1. O Cardeal norte-americano, Joseph William Tobin, arcebispo de Newark, nasceu em 1952. É o mais velho de 13 irmãos, entre os quais, 8 são mulheres. Numa entrevista, revela a sensação generalizada de frustração e retrocesso produzida pela continuada proibição das mulheres receberem as ordens sagradas na Igreja Católica. Vive num país e numa cultura em que todas as áreas da vida se vão abrindo às mulheres, menos na Igreja. Este género de obstáculos acaba por as afastar. Está, no entanto, optimista. É desejo do Papa Francisco reconhecer-lhes um papel mais activo. Esse desejo não se pode realizar, apenas, com algumas nomeações isoladas para certas funções na Cúria Romana. Lembra, de forma astuta, que para alguém ser nomeado cardeal, isto é, para o próprio governo da Igreja, não é preciso ter o sacramento da Ordem, pois, no século XIX, houve cardeais leigos. Conclusão: não há nenhum obstáculo, de ordem teológica, que impeça a nomeação de mulheres para o cardinalato, para ajudar o Papa no governo da Igreja.

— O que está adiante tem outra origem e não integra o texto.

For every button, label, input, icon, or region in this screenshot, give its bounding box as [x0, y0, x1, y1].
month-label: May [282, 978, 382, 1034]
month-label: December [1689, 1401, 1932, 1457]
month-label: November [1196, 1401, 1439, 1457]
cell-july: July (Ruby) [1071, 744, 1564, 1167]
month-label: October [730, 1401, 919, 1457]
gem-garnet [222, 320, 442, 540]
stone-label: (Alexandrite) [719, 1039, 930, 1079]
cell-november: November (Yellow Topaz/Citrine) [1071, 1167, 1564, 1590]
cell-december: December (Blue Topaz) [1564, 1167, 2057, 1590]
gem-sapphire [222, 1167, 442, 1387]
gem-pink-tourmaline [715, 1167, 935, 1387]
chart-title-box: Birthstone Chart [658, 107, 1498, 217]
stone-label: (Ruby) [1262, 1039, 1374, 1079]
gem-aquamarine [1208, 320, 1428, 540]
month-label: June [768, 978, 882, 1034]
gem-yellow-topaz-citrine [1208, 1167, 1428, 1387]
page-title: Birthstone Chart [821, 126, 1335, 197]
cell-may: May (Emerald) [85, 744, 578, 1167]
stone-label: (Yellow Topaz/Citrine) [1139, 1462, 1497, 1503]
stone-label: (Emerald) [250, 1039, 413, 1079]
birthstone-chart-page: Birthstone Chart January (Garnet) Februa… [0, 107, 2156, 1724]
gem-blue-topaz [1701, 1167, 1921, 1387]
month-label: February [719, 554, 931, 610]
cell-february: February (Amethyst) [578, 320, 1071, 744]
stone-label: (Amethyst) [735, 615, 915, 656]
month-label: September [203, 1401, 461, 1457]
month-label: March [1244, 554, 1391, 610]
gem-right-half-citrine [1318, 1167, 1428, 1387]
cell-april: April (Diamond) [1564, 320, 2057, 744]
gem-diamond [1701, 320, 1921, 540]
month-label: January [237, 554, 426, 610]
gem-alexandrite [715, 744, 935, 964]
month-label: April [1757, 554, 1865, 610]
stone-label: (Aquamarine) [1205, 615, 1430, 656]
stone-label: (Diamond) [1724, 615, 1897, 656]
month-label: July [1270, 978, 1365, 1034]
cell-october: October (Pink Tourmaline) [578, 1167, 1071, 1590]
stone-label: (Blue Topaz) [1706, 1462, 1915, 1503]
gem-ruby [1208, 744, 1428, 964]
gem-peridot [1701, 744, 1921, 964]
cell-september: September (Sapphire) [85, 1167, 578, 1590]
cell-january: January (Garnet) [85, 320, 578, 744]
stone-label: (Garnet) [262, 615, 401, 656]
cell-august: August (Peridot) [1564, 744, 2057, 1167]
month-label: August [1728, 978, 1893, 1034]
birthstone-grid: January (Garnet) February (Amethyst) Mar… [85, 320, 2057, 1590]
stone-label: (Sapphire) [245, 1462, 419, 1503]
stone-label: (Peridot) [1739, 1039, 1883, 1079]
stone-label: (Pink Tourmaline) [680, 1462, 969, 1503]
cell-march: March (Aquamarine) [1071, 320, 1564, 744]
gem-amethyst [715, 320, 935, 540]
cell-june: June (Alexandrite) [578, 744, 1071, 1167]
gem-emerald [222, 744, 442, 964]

Parece-me uma posição habilidosa. Se as mulheres passarem a ter influência na orientação e no governo da Igreja, poderão ajudar a que os argumentos pseudo-teológicos, que as impedem de receber o sacramento da Ordem, sejam revistos e acabem com a ideia da chamada impossibilidade definitiva[1]. Este arcebispo propõe: já que não as deixam entrar pela porta, sugiro que entrem pelo telhado!
2. Na Revista Brotéria apareceram dois artigos interessantes sobre o sacerdócio e a mulher[2].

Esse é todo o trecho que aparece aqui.